WASHINGTON — Defying expectations once again, a bill that would create a small business lending fund failed to pass a critical vote that would have limited debate and allowed it to move toward final passage.

The legislation had been expected to pass late Wednesday or early Thursday, but Senate Democrats were unable to find the necessary 60 votes to avoid a filibuster threat. A cloture vote failed 58 to 42, with GOP lawmakers all voting against the measure. Republicans argued they did not have enough opportunity to offer amendments to the legislation.

"We could have been finished with this bill if we'd given members the opportunity to offer some amendments… It's not about legislating anymore," said Sen. Olympia Snowe, R-Maine. "It's all political theater… It's a disgrace for this institution and I'm speaking for one who has worked mightily across the aisle."

Democrats countered that they had already included plenty of Republican ideas in the final bill.

"It's very clear who is trying to move forward and who is trying to stop this bill," Senate Small Business and Entrepreneurship Committee Chairman Mary Landrieu said following the vote.

Senate Majority Leader Harry Reid agreed to allow votes on three Republican amendments but that did not satisfy GOP leaders. Reid acknowledged his "frustration is pretty high."

"How can we have anything more bipartisan?" Reid said. "This is about as fair as could be. My friends on the other side of the aisle indicated they wanted to offer some other amendments. We said go ahead and do that. They can't take yes for an answer."

Minority Leader Mitch McConnell said Democrats hadn't done enough to accommodate Republicans.

"Three amendments is not enough and he knows that," he said. "We are not expecting to have an unlimited supply of amendments but three amendments is not enough."

Sen.
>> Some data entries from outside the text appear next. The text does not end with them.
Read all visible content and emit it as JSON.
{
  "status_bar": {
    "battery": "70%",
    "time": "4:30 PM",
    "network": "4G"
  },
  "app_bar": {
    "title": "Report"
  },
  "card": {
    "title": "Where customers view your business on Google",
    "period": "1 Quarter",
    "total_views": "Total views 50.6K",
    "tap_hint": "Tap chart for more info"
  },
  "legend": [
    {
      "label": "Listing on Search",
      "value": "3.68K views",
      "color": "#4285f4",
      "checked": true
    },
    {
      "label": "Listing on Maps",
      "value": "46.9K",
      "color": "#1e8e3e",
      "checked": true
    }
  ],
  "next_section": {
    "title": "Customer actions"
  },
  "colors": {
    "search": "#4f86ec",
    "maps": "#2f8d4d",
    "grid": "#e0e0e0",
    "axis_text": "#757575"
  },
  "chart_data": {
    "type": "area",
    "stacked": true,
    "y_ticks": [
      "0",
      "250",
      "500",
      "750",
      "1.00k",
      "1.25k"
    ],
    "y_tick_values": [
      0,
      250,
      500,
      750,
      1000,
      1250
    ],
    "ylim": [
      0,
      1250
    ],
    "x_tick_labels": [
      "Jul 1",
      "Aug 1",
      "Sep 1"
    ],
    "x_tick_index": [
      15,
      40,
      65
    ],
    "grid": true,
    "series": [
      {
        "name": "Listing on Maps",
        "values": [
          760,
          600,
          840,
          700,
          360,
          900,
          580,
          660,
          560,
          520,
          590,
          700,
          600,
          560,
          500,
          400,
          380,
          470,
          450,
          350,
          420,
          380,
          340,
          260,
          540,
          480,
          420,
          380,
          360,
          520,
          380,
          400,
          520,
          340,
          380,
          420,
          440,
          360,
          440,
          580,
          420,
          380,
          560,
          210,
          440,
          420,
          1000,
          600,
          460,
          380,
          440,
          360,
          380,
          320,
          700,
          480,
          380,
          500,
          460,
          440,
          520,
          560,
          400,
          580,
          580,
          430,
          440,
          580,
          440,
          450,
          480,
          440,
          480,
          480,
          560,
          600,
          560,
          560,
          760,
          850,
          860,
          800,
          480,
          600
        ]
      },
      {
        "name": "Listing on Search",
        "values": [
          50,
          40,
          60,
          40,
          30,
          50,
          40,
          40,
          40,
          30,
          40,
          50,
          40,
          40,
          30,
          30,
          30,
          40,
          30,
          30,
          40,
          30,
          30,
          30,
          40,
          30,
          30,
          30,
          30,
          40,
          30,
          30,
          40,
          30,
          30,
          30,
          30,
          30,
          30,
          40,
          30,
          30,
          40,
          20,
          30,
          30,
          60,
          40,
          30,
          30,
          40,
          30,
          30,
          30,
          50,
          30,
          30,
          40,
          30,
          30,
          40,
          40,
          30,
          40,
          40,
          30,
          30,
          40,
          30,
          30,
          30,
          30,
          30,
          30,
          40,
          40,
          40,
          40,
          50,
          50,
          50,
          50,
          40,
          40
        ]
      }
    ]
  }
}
Orrin Hatch, R-Utah, agreed.

"We can't have a reasonable shot of putting up amendments," he said. "That's not the way to do things."

The bill has been plagued with fits and starts from the outset. The legislation would create a $30 billion fund to provide capital to community banks and give them incentives to make loans. A bank's dividend on the capital could decrease to as little as 1% as it increases such lending.

The capital would be free of Tarp-like restrictions such as warrants and executive compensation. The bill also includes small-business tax incentives and extensions of Small Business Administration guarantees.

The House passed the bill on June 17 by a vote of 241 to 182. Since then, however, its fate has been up and down. Early on, many analysts predicted the fund had no traction because of GOP complaints it was another Troubled Asset Relief Program. But Republicans unexpectedly supported the bill, giving it momentum only to see it subject to delays and a move by Democrats to strip the fund out of the bill (it was later added back with the help of a few Republicans). By Wednesday, the bill appeared certain to pass only to see Republican leaders grow frustrated with the process.